KrishnamurthyLab/spatialEpisim.foundation

Population sum total differences exist between original codebase and foundation

Closed this issue · 5 comments

Original code algorithm

The algorithm the original code follows, as I recall it from our Tuesday Sept. 3rd meeting:

  1. a spatial raster class is instantiated from a TIFF file
  2. it is aggregated, if desired
  3. it is cropped, if desired
  4. it is resampled

Foundation algorithm

The new code-base follows this algorithm, as I recall (being its author):

  1. a spatial raster class is instantiated from a TIFF file
  2. it is cropped, if desired
  3. it is aggregated, if desired

TODO

I need to determine what the largest cause of the population sum total difference is and rectify that. The new and the old code-base shouldn't differ on such a detail.
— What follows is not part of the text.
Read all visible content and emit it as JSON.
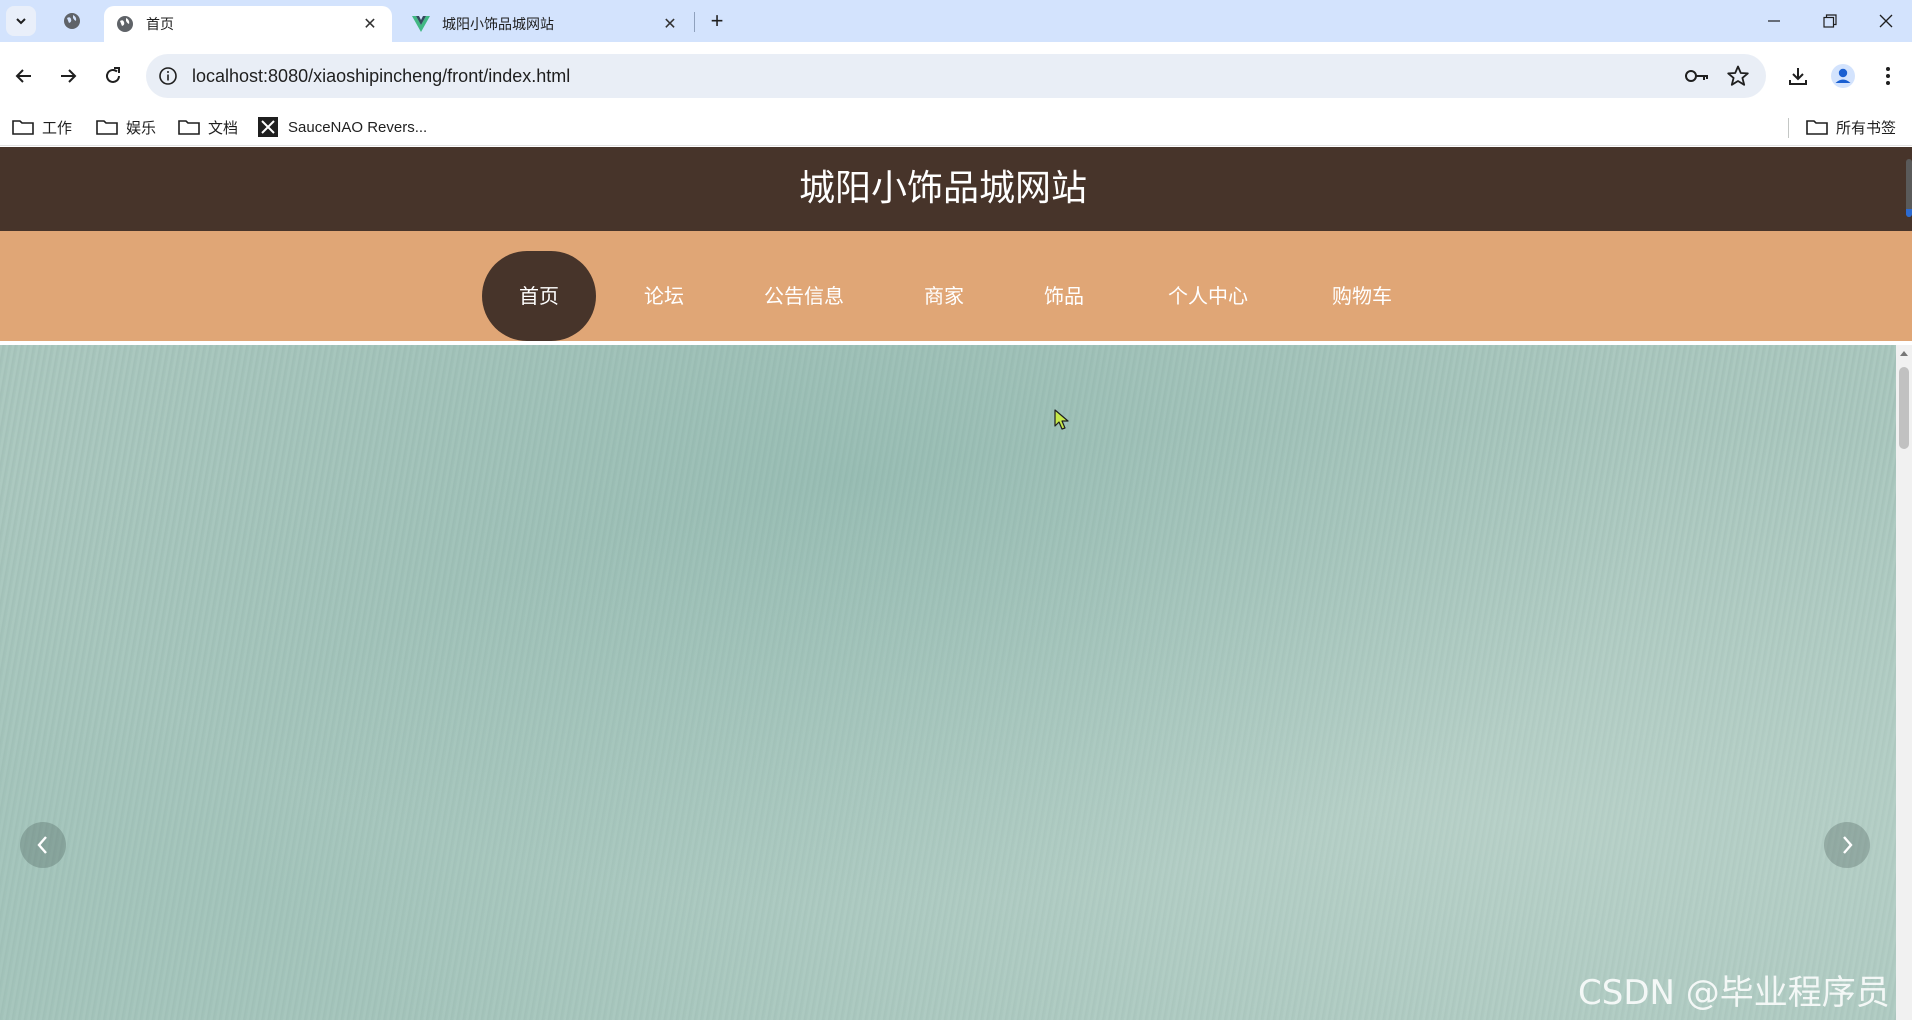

This test validates that aggregating and cropping does not impact the population of the area(s) of interest.

  • Remove or use the layers object in test of aggregation and cropping of population raster

test_that("Population remains the same after cropping and aggregation", {
layers <- getSVEIRD.SpatRaster(subregionsSpatVector,
susceptibleSpatRaster,
aggregationFactor = 35)
options("geodata_default_path" = "/tmp")
Congo <- getCountryPopulation.SpatRaster("COD")
expect_equal(sum(terra::global(terra::aggregate(Congo, 10, "sum", na.rm = TRUE), "sum", na.rm = TRUE), na.rm = TRUE),
expected = sum(terra::global(Congo, "sum", na.rm = TRUE), na.rm = TRUE))
})

#27 is a duplicate of item 4 in this issue.
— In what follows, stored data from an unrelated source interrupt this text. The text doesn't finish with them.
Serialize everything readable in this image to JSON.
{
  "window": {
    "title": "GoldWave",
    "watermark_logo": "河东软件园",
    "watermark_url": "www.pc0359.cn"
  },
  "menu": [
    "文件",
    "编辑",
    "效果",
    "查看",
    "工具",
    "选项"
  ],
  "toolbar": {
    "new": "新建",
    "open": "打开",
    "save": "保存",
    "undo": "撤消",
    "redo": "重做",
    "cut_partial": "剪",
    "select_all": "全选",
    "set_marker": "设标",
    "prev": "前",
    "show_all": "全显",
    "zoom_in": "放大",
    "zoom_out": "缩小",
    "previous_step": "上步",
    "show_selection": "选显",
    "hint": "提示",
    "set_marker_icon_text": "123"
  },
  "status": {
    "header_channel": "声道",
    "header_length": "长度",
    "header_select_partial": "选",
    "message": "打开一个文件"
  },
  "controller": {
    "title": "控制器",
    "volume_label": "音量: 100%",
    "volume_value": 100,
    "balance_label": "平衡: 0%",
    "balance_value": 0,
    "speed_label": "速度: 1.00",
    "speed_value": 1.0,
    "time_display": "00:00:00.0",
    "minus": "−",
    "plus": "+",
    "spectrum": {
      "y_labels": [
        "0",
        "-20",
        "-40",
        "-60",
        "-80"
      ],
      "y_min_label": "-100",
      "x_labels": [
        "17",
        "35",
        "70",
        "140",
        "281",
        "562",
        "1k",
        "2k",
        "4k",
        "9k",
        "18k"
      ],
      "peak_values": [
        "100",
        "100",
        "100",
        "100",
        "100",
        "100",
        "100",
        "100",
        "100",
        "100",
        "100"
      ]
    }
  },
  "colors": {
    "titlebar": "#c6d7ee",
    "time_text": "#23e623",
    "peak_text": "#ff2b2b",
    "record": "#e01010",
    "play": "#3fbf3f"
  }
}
I think I'll resolve this issue by adding the ability to toggle between resampling or not.

Various resampling methods were tried in the original codebase, so having a drop-down to select the resampling method when resampling is enabled would be useful.
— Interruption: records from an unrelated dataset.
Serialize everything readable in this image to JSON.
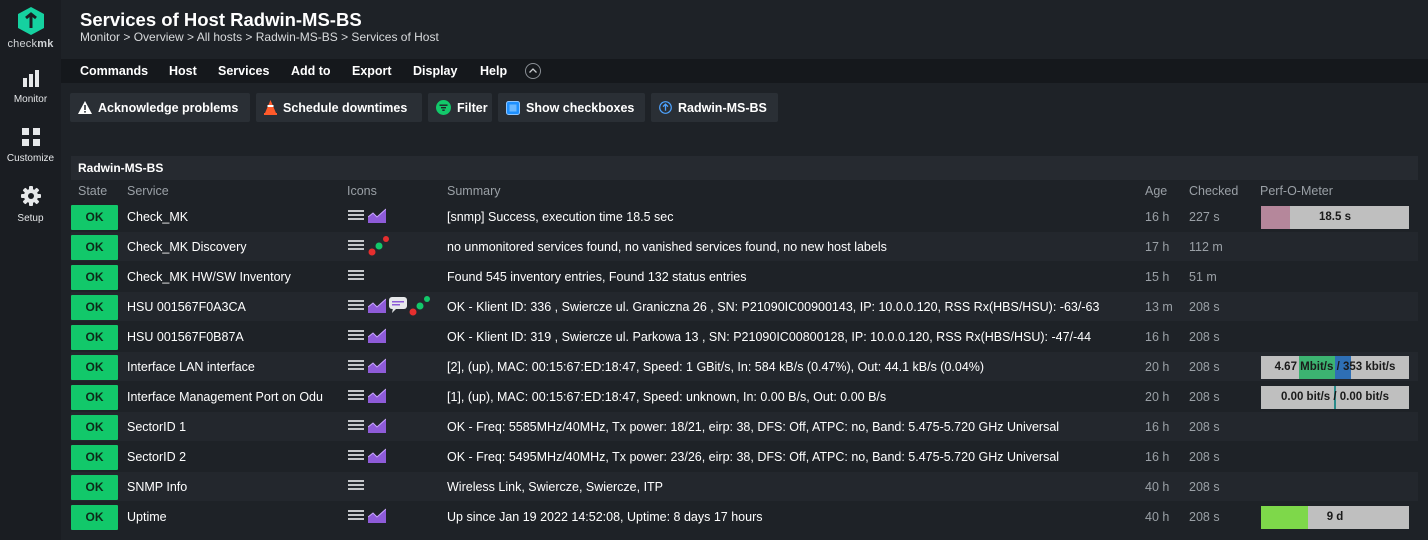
{
  "sidebar": {
    "logo_text_a": "check",
    "logo_text_b": "mk",
    "items": [
      {
        "label": "Monitor",
        "icon": "bar-chart-icon"
      },
      {
        "label": "Customize",
        "icon": "grid-icon"
      },
      {
        "label": "Setup",
        "icon": "gear-icon"
      }
    ]
  },
  "page": {
    "title": "Services of Host Radwin-MS-BS",
    "breadcrumb": "Monitor > Overview > All hosts > Radwin-MS-BS > Services of Host"
  },
  "menu": [
    "Commands",
    "Host",
    "Services",
    "Add to",
    "Export",
    "Display",
    "Help"
  ],
  "toolbar": {
    "acknowledge": "Acknowledge problems",
    "schedule": "Schedule downtimes",
    "filter": "Filter",
    "checkboxes": "Show checkboxes",
    "host": "Radwin-MS-BS"
  },
  "table": {
    "host": "Radwin-MS-BS",
    "headers": {
      "state": "State",
      "service": "Service",
      "icons": "Icons",
      "summary": "Summary",
      "age": "Age",
      "checked": "Checked",
      "perf": "Perf-O-Meter"
    },
    "rows": [
      {
        "state": "OK",
        "service": "Check_MK",
        "summary": "[snmp] Success, execution time 18.5 sec",
        "age": "16 h",
        "checked": "227 s",
        "perf": "18.5 s"
      },
      {
        "state": "OK",
        "service": "Check_MK Discovery",
        "summary": "no unmonitored services found, no vanished services found, no new host labels",
        "age": "17 h",
        "checked": "112 m",
        "perf": ""
      },
      {
        "state": "OK",
        "service": "Check_MK HW/SW Inventory",
        "summary": "Found 545 inventory entries, Found 132 status entries",
        "age": "15 h",
        "checked": "51 m",
        "perf": ""
      },
      {
        "state": "OK",
        "service": "HSU 001567F0A3CA",
        "summary": "OK - Klient ID: 336 , Swiercze ul. Graniczna 26 , SN: P21090IC00900143, IP: 10.0.0.120, RSS Rx(HBS/HSU): -63/-63",
        "age": "13 m",
        "checked": "208 s",
        "perf": ""
      },
      {
        "state": "OK",
        "service": "HSU 001567F0B87A",
        "summary": "OK - Klient ID: 319 , Swiercze ul. Parkowa 13 , SN: P21090IC00800128, IP: 10.0.0.120, RSS Rx(HBS/HSU): -47/-44",
        "age": "16 h",
        "checked": "208 s",
        "perf": ""
      },
      {
        "state": "OK",
        "service": "Interface LAN interface",
        "summary": "[2], (up), MAC: 00:15:67:ED:18:47, Speed: 1 GBit/s, In: 584 kB/s (0.47%), Out: 44.1 kB/s (0.04%)",
        "age": "20 h",
        "checked": "208 s",
        "perf": "4.67 Mbit/s / 353 kbit/s"
      },
      {
        "state": "OK",
        "service": "Interface Management Port on Odu",
        "summary": "[1], (up), MAC: 00:15:67:ED:18:47, Speed: unknown, In: 0.00 B/s, Out: 0.00 B/s",
        "age": "20 h",
        "checked": "208 s",
        "perf": "0.00 bit/s / 0.00 bit/s"
      },
      {
        "state": "OK",
        "service": "SectorID 1",
        "summary": "OK - Freq: 5585MHz/40MHz, Tx power: 18/21, eirp: 38, DFS: Off, ATPC: no, Band: 5.475-5.720 GHz Universal",
        "age": "16 h",
        "checked": "208 s",
        "perf": ""
      },
      {
        "state": "OK",
        "service": "SectorID 2",
        "summary": "OK - Freq: 5495MHz/40MHz, Tx power: 23/26, eirp: 38, DFS: Off, ATPC: no, Band: 5.475-5.720 GHz Universal",
        "age": "16 h",
        "checked": "208 s",
        "perf": ""
      },
      {
        "state": "OK",
        "service": "SNMP Info",
        "summary": "Wireless Link, Swiercze, Swiercze, ITP",
        "age": "40 h",
        "checked": "208 s",
        "perf": ""
      },
      {
        "state": "OK",
        "service": "Uptime",
        "summary": "Up since Jan 19 2022 14:52:08, Uptime: 8 days 17 hours",
        "age": "40 h",
        "checked": "208 s",
        "perf": "9 d"
      }
    ]
  },
  "colors": {
    "ok": "#12c86a",
    "accent": "#15d1a0",
    "graph": "#8e5bd8"
  }
}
https://github.com/ashokkrish/spatialEpisim/blob/1b64d4538b5d0e4db14645859a3a600a13eed9bc/R/rasterStack.R#L69

I have done some review of the old code and it appears that terra::resample was only used as part of an effort to crop the raster of the population to the silhouette of the nation under study. It transfers values from a source to a sink spatRaster, and the sink is the population spatRaster with the source being a binary rasterization (the values are either zero or one) of the provincial and national borders of the nation.

In conclusion, I don't need to worry about the fact that resample was used. It was used improperly, more or less, in the original code.